People You May Know

People You May Know (PYMK) is LinkedIn’s link prediction system and one of the site’s most recognizable features. As the name implies, it tries to find other professionals you might know, allowing members to growth their networks. PYMK is now responsible for more than half the connections on the site and is a principal component of engagement. You can see it on the site here.

At its heart, PYMK is a link prediction problem: binary classification on whether a member will connect with another. For example, one of the first things to look at is friends-of-friends, or triangle listing (or triangle closing). Here, if Alice knows Bob and Bob knows Carol, then maybe Alice knows Carol. One can then score these closed triangles with such features as whether the pair overlapped at an organization or school, their age difference (you’re more likely to know someone near your own age), their geographical distance, etc.
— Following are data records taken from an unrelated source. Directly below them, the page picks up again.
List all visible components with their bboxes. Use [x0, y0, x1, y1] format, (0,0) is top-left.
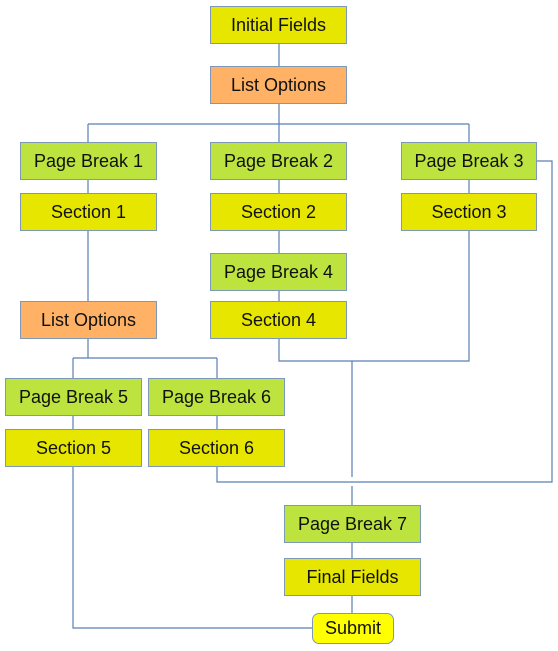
flowchart: Initial Fields List Options Page Break 1… [0, 0, 558, 651]
node-page-break-1: Page Break 1 [20, 142, 157, 180]
node-final-fields: Final Fields [284, 558, 421, 596]
node-section-6: Section 6 [148, 429, 285, 467]
node-section-3: Section 3 [401, 193, 537, 231]
node-page-break-3: Page Break 3 [401, 142, 537, 180]
node-page-break-7: Page Break 7 [284, 505, 421, 543]
node-page-break-6: Page Break 6 [148, 378, 285, 416]
node-section-1: Section 1 [20, 193, 157, 231]
node-submit: Submit [312, 613, 394, 644]
node-section-2: Section 2 [210, 193, 347, 231]
node-page-break-2: Page Break 2 [210, 142, 347, 180]
node-list-options: List Options [210, 66, 347, 104]
edge-s4-s3-merge [278, 231, 470, 362]
node-initial-fields: Initial Fields [210, 6, 347, 44]
node-section-5: Section 5 [5, 429, 142, 467]
node-page-break-4: Page Break 4 [210, 253, 347, 291]
node-section-4: Section 4 [210, 301, 347, 339]
node-page-break-5: Page Break 5 [5, 378, 142, 416]
node-list-options-2: List Options [20, 301, 157, 339]
edge-s5-submit [72, 467, 312, 629]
There are several interesting and unstudied modelling challenges here. For example, in looking at organizational overlap, one must take into account the size of the organization, the length of overlap, geographic clustering, and the “propensity” of individuals in that organization to connect (some organizations are inherently more social than others), as modeled in our WWW’13 paper on the topic. That is, the intuition is simple: the affinity between two members working in a small company together for 10 years is greater than for members, say, who’ve worked at the company for only a few months.

Importantly, the scale of the problem—matching 225 million members to all other 225 million members—further complicates things (obviously, the matrix is sparse, but nonetheless). Many classical techniques in both modelling and infrastructure break down at this scale. As part of this work, we developed Voldemort’s read-only extensions (presented at FAST’12) for serving these results and PYMK was the basis for LinkedIn’s analytic stack (presented at SIGMOD’13), which is leveraged by most of the data applications on the site.
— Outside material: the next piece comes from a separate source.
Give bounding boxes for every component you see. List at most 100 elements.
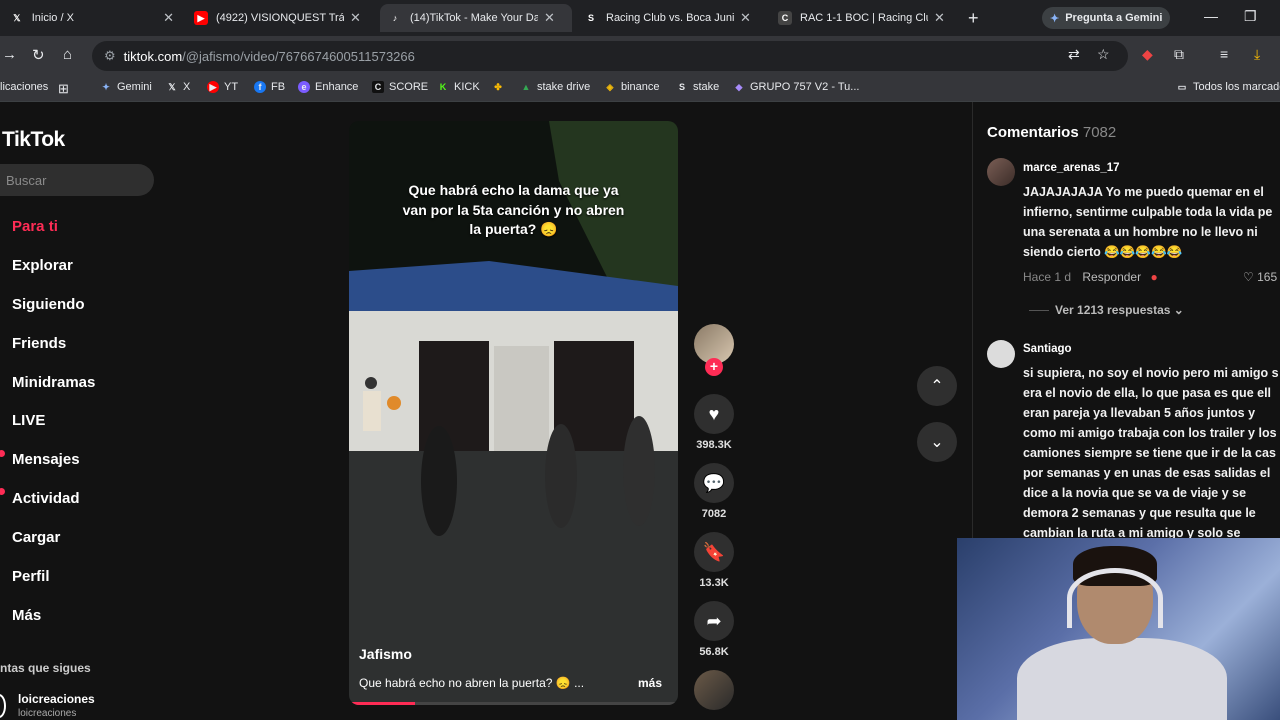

As part of this work, we’re:

  • Developing techniques and systems for large-scale machine learning;
  • Building infrastructure around processing graphs with billions of edges;
  • Evaluating the social graph (and other graphs) in higher-dimensional spaces;
  • Modelling the relationship strength between edges on the graph (known as connection strength).

Incidentally, if you didn’t know, PYMK was invented at LinkedIn. It first showed up on the site in 2006.